# Torque to rotate a object on the ground about its own axis

• gaz097

#### gaz097

TL;DR Summary
Does a equation exist for calculating torque for rotating a object about its cog axis where the only reaction forces are its own weight at a COF.
Hi,

I have an object sitting on the ground, with a coefficient of friction (COF) of 0.3.
Lets say it is a square block, and will rotate on its central axis.

How much torque is required to rotate this block? I am ignoring inertia weights as will be rotating very slowly.

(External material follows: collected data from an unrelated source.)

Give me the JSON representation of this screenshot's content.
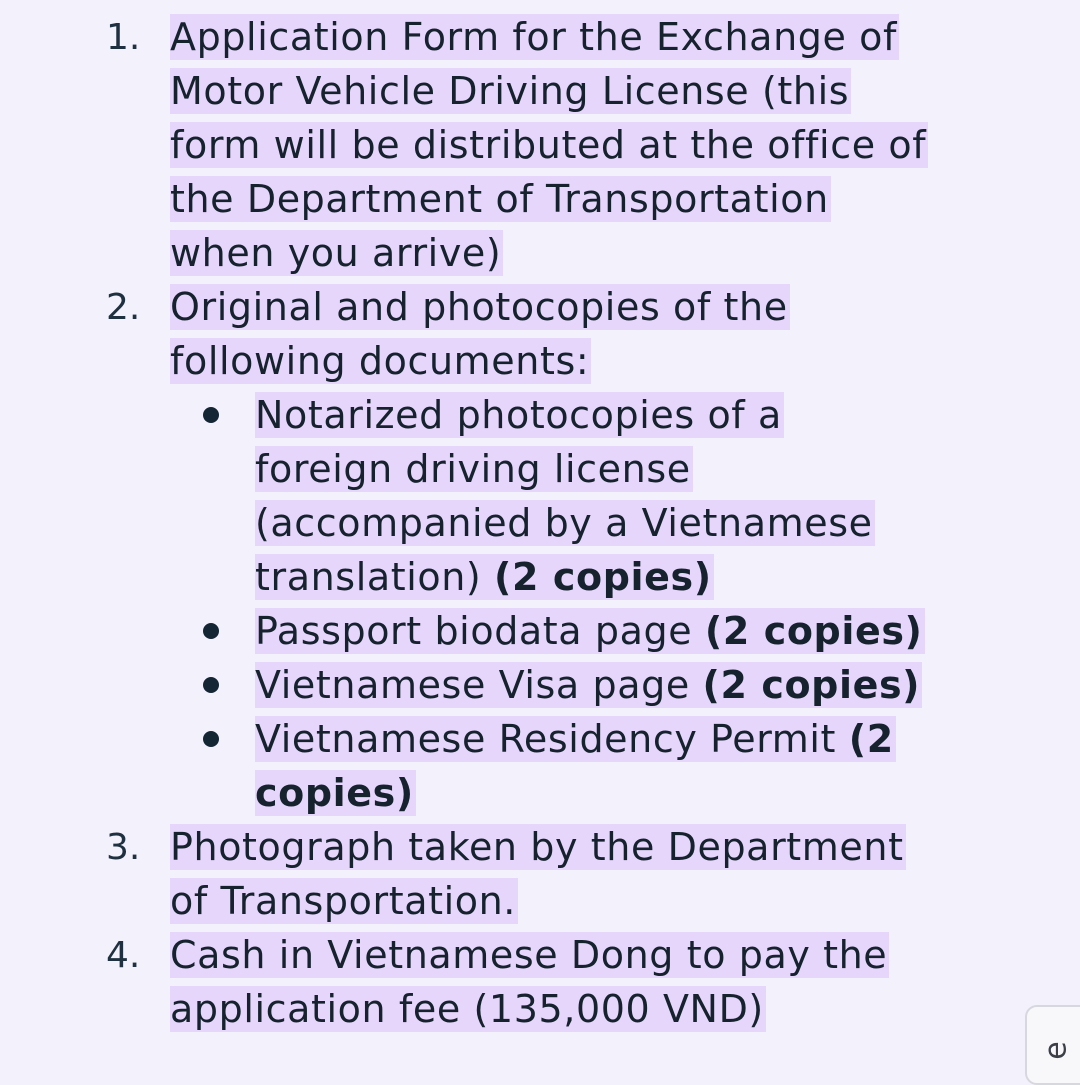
{
  "items": [
    {
      "number": "1.",
      "lines": [
        "Application Form for the Exchange of",
        "Motor Vehicle Driving License (this",
        "form will be distributed at the office of",
        "the Department of Transportation",
        "when you arrive)"
      ]
    },
    {
      "number": "2.",
      "lines": [
        "Original and photocopies of the",
        "following documents:"
      ],
      "subitems": [
        {
          "lines": [
            "Notarized photocopies of a",
            "foreign driving license",
            "(accompanied by a Vietnamese"
          ],
          "last_line_text": "translation) ",
          "last_line_bold": "(2 copies)"
        },
        {
          "text": "Passport biodata page ",
          "bold": "(2 copies)"
        },
        {
          "text": "Vietnamese Visa page ",
          "bold": "(2 copies)"
        },
        {
          "text": "Vietnamese Residency Permit ",
          "bold_line1": "(2",
          "bold_line2": "copies)"
        }
      ]
    },
    {
      "number": "3.",
      "lines": [
        "Photograph taken by the Department",
        "of Transportation."
      ]
    },
    {
      "number": "4.",
      "lines": [
        "Cash in Vietnamese Dong to pay the",
        "application fee (135,000 VND)"
      ]
    }
  ],
  "floating_button": {
    "label": "e"
  }
}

I can solve my problem by breaking the assumed footprint up into sections (Quadrants) and applying the force to slide the quadrant at its center point at a radius to the original shape, which works in theory but continues to increase in value the more sections it is broken up into and i imagine converging to a value. This sounds like a integral that i have forgotten many years ago.

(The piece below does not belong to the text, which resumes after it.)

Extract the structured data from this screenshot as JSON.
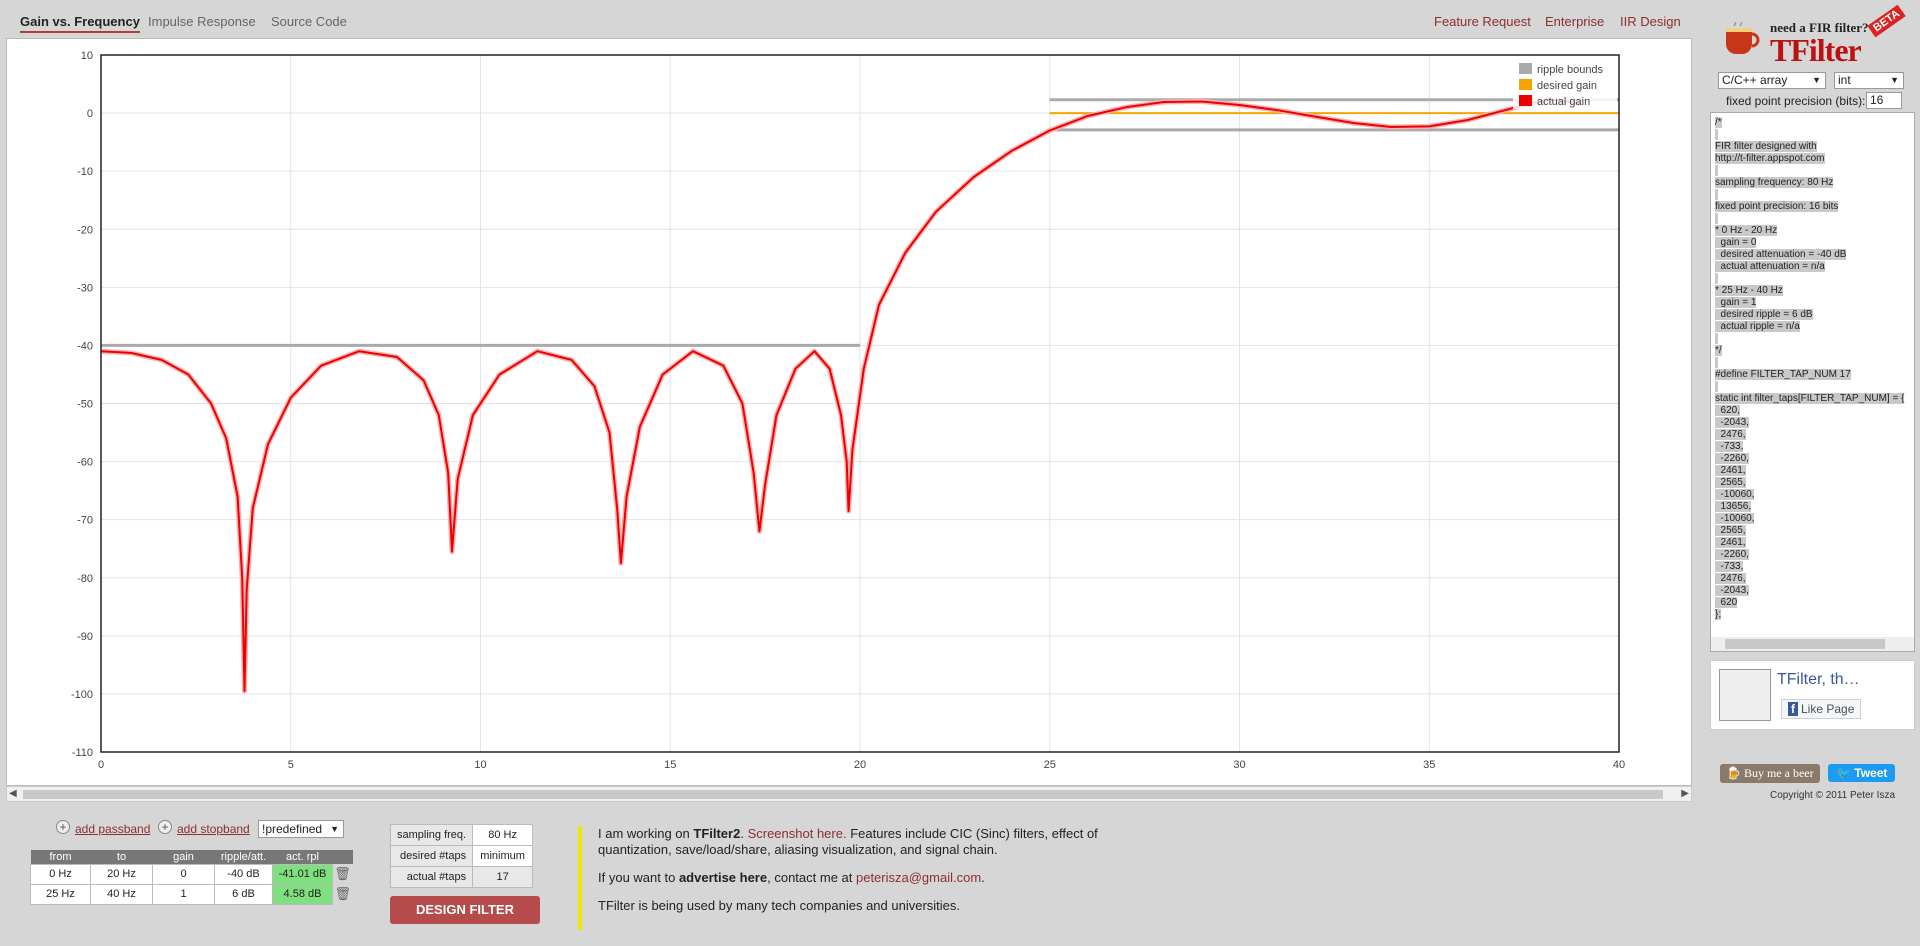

Is this a constant for different COF values, shapes?
I assume an equation could exist for different equal shapes of torque, or at least for a circle.

Welcome to PF.
The block down force will be; F = m*g.
The force needed to translate the block will be; F= m*g*CoF .
The torque needed to rotate the block will be less, since there is less area, and an advantage near the neutral axis.

For a disc of radius r, and mass m.
Torque = 2/3 * CoF * m * g * r .
https://engineeringstatics.org/Chapter_09-disc-friction.html

Even though you are not concerned with inertia, the moment of inertia of a rotating square will be useful in determining the radial area distribution of the footprint.

Last edited:
• berkeman
Summary: Does a equation exist for calculating torque for rotating a object about its cog axis where the only reaction forces are its own weight at a COF.

I can solve my problem by breaking the assumed footprint up into sections (Quadrants) and applying the force to slide the quadrant at its center point at a radius to the original shape, which works in theory but continues to increase in value the more sections it is broken up into and i imagine converging to a value. This sounds like a integral that i have forgotten many years ago.
Not sure what you mean there -- applying the force to slide the quadrant at its center point at a radius to the original shape.

There are two ways to do this, actually a few more, but for a circle, the easier ones are,
Break the circle into thin circumferential r + dr's from 0 to R, find the torque on each, and add them all up.
Break the circle into thin wafer sized wedges, rdθ, find the torque on each, and add them all up.

It doesn't matter how far the circle is rotated, as the torque does not depend upon that, the same as for a translation, the force required to move the object any distance depends upon the friction f = μW.

so for the circle, and the wedge, if rotated dθ, the friction df on the wedge will be μdW.
Adding up the df's of all the wedges the friction will add up to μW ---- f = μW.

@gaz097 Can you find the torque required?